Gaming-Brandnamen fallen zudem nicht vom Himmel, meistens betreibt ein Hersteller auch nur einen solcher Brands. Im Sonderfall eines solchen Zwangs dürften viele Hersteller dann nicht einfach zwei Brandnamen kreieren, sondern AMD schlicht hinten runterfallen lassen, vielleicht auch mit einer Sonderbezeichnung ohne eigenen Werbeetat abspeisen. So oder so ist das ganze ein klarer Eingriff in die Verkaufsstrategie der Grafikkarten-Hersteller, welcher maßgeblich unstatthaft ist. Wieder das Beispiel Asus: Da wird ja unter dem ROG-Brand ein sehr umfangreiches Produktprogramm verschiedenster Hardware mit Beteiligung verschiedenster Zulieferfirmen offeriert. Was wäre, wenn plötzlich jeder der Zulieferer darauf besteht, nicht mit seinen Kontrahenten im selben Asus-Brandnamen genannt zu werden?! Das Ansinnen von nVidia einer besseren Abtrennung gegenüber AMD ist irgendwie sogar verständlich, der Eingriff in die Handlungsfreiheit der Grafikkarten-Hersteller geht dann aber zu weit – und ganz besonders ein marktbeherrschendes Unternehmen sollte sich da wohlweislich zurückhalten. Mit der Zeit wird es schließlich auch mal wieder andere US-Regierungen geben, welche die durchaus scharfen US-Gesetze zum Wettbewerbsschutz dann wieder zur Anwendung führen werden.

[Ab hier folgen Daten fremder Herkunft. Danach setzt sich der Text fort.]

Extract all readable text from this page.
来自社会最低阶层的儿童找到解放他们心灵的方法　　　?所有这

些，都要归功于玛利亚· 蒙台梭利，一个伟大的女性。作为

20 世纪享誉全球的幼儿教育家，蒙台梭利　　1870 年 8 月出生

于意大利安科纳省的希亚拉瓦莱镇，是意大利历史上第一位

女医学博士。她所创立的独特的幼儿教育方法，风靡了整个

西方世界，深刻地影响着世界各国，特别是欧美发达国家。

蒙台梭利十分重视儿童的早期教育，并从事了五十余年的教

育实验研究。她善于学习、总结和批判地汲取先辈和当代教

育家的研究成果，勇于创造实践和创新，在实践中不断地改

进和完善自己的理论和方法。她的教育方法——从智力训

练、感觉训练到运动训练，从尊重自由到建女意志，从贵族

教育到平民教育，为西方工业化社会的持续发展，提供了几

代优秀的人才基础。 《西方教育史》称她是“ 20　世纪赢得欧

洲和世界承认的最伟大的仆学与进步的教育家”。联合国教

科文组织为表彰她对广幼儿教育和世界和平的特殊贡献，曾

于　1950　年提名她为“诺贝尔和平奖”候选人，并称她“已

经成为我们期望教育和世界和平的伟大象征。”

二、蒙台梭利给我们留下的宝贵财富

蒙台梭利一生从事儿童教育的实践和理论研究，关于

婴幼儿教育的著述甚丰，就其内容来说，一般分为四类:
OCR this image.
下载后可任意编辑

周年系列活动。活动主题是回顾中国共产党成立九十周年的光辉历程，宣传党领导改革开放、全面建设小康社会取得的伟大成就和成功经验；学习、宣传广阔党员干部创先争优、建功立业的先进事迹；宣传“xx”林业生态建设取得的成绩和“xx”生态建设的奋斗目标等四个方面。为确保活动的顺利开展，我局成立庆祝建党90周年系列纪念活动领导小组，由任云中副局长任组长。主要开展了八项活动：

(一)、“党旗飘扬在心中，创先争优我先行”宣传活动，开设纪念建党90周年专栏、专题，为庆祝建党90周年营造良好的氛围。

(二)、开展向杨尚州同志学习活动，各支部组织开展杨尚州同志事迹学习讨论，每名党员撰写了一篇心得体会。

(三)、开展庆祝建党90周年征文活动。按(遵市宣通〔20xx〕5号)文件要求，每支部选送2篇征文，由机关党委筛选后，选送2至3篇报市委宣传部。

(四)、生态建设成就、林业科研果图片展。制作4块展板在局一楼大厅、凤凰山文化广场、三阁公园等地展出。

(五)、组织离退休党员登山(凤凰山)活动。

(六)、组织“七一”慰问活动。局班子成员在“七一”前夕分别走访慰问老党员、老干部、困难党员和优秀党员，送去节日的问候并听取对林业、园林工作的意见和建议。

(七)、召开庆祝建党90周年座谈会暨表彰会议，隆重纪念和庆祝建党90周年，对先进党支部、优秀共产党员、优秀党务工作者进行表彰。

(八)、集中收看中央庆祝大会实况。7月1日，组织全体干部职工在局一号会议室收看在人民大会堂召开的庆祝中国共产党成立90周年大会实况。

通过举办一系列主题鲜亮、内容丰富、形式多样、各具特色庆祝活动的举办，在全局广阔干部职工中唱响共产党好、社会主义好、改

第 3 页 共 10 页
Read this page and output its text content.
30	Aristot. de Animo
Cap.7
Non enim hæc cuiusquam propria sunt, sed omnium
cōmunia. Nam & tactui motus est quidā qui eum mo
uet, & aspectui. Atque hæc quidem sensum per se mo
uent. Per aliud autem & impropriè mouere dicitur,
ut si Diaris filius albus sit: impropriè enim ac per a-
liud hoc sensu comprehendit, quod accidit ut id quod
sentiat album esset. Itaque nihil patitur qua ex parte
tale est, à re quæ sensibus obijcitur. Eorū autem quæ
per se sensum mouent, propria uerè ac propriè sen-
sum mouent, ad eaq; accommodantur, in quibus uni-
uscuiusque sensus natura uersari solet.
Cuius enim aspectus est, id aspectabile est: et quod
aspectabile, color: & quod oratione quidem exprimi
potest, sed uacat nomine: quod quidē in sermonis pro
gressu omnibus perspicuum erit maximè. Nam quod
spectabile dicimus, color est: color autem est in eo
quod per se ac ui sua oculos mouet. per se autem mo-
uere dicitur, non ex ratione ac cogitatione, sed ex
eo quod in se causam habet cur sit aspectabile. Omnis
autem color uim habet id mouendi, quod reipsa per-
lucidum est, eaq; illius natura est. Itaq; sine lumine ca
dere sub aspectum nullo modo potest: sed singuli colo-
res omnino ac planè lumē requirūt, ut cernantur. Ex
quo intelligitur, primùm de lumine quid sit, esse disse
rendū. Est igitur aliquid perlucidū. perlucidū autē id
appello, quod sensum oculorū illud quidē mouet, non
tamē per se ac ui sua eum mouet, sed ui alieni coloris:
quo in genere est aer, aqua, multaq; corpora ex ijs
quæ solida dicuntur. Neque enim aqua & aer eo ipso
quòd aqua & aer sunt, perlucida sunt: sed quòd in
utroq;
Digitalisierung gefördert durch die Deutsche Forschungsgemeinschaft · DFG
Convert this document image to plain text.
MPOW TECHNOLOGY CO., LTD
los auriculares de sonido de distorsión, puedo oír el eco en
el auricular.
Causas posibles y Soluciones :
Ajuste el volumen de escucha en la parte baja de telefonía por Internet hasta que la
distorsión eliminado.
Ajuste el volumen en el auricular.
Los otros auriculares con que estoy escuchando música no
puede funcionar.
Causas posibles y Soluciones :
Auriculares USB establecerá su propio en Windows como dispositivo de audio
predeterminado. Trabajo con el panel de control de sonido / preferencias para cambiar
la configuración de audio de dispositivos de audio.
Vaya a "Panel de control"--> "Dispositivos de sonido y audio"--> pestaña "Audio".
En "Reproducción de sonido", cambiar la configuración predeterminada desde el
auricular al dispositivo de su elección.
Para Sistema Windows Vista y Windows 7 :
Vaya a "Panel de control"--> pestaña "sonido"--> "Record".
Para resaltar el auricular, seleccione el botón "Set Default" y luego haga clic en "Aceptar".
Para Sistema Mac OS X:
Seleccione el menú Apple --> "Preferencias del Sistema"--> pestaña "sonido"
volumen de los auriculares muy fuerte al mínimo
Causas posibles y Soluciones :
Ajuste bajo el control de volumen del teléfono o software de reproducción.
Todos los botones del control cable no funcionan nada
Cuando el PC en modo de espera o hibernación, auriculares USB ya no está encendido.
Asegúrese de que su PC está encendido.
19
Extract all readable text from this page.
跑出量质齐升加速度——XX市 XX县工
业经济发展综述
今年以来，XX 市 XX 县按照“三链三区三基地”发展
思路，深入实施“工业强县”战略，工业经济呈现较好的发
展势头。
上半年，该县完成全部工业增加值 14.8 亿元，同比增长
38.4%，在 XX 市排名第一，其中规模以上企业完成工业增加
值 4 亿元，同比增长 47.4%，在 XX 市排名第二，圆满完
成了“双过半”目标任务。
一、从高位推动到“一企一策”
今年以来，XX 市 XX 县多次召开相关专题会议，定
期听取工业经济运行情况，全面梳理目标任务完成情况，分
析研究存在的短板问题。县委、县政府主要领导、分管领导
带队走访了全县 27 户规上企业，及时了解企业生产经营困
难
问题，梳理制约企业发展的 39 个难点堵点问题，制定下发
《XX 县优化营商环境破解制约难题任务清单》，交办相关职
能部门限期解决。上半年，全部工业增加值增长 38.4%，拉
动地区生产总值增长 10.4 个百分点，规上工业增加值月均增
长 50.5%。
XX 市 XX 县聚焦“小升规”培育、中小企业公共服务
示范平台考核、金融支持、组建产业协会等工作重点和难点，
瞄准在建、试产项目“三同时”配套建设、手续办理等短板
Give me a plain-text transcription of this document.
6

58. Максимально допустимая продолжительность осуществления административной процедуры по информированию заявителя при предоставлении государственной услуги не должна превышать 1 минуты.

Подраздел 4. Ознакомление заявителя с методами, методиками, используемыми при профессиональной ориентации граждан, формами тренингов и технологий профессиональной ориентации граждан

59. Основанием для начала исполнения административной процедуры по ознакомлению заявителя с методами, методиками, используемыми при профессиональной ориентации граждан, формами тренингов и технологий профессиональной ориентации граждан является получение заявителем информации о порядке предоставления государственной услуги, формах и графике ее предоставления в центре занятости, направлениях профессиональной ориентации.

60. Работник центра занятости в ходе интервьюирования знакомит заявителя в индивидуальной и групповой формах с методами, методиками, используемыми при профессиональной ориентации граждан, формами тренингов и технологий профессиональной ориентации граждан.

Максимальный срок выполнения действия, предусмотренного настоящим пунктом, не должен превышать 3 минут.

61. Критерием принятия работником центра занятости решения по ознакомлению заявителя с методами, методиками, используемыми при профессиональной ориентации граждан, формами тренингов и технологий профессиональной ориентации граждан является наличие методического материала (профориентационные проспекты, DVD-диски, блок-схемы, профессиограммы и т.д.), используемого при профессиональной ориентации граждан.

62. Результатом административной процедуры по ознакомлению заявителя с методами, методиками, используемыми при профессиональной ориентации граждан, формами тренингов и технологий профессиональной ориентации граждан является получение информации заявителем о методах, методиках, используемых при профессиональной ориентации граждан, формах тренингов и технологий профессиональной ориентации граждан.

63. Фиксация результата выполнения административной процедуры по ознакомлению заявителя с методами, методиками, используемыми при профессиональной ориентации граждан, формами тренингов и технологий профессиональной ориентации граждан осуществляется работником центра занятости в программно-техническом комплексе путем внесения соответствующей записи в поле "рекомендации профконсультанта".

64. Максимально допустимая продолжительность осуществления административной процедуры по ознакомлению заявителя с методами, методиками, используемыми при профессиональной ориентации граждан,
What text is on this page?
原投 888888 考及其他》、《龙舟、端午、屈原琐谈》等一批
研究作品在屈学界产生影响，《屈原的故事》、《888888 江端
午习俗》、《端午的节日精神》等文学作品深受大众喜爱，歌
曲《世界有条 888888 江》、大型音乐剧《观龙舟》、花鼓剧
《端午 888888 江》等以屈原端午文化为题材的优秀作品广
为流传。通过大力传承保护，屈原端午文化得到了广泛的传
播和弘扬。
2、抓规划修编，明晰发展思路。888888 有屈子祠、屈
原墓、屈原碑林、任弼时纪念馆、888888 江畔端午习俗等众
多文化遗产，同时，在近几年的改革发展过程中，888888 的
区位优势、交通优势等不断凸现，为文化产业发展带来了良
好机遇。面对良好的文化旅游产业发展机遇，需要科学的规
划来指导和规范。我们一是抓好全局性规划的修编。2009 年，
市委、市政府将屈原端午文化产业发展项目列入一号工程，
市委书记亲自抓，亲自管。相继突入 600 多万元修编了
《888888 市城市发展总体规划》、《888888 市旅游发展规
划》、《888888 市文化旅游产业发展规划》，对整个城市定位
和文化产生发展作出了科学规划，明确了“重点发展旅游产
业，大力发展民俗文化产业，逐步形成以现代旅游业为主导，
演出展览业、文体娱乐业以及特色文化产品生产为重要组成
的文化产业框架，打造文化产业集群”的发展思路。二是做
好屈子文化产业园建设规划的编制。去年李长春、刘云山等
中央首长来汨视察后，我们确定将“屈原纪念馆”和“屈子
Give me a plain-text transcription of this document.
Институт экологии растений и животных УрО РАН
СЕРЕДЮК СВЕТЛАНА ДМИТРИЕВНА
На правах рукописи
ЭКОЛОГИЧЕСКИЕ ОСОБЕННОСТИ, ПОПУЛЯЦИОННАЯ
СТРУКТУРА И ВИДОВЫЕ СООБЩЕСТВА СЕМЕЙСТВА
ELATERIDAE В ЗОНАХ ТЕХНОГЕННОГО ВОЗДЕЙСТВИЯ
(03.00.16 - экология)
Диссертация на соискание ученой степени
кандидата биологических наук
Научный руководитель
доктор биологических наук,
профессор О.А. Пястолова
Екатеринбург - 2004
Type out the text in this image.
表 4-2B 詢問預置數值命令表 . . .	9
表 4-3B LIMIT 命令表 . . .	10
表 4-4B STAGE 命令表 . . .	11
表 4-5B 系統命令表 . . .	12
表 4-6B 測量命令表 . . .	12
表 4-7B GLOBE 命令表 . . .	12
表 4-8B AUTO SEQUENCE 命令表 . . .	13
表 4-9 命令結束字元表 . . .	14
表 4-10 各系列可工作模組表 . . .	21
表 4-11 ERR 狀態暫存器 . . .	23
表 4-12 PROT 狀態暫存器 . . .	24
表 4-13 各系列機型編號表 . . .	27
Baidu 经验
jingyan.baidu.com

Nachtrag vom 5. April 2018

Laut der DigiTimes verändern die Grafikkarten-Hersteller unter dem Druck von nVidias GPP-"Initiative" nunmehr ihre eigene Grafikkarten-Strategie. Dazu sollen eigene Brandnamen für AMD-basierte Grafikkarten gehören (bei MSI sieht man schon den Anfang hiervon), genauso aber auch eine Reduzierung der Bestellungen bei AMD. Letzteres wird nicht wirklich erklärt, womöglich spielt hier auch das nun endlich absehbare Ende des Mining-Booms und damit die Rückkehr zur normalen Lieferbarkeit im Grafikkarten-Markt in absehbarer Zeit eine Rolle. Es müssen nun zwar noch viele frühere Bestellungen abgearbeitet werden, aber keiner will am Ende derjenige sein, welcher basierend auf den hohen Bestellmengen der Boom-Zeit auf einem zu hohen Lagerbestand sitzt – gerade wenn im Herbst dann mittels nVidias Turing-Serie etwas neues ansteht, was den Bedarf hin in Richtug eben dieser neuen Grafikkarten umlenken wird. In der Summe sind die Aussagen der DigiTimes vergleichsweise unspezifisch – aber da gerade die DigiTimes exzellente Kontakte zu den taiwanesichen Boardherstellern hat, ist die Grundaussage des spürbaren Drucks durch nVidias GPP durchaus ernstzunehmen.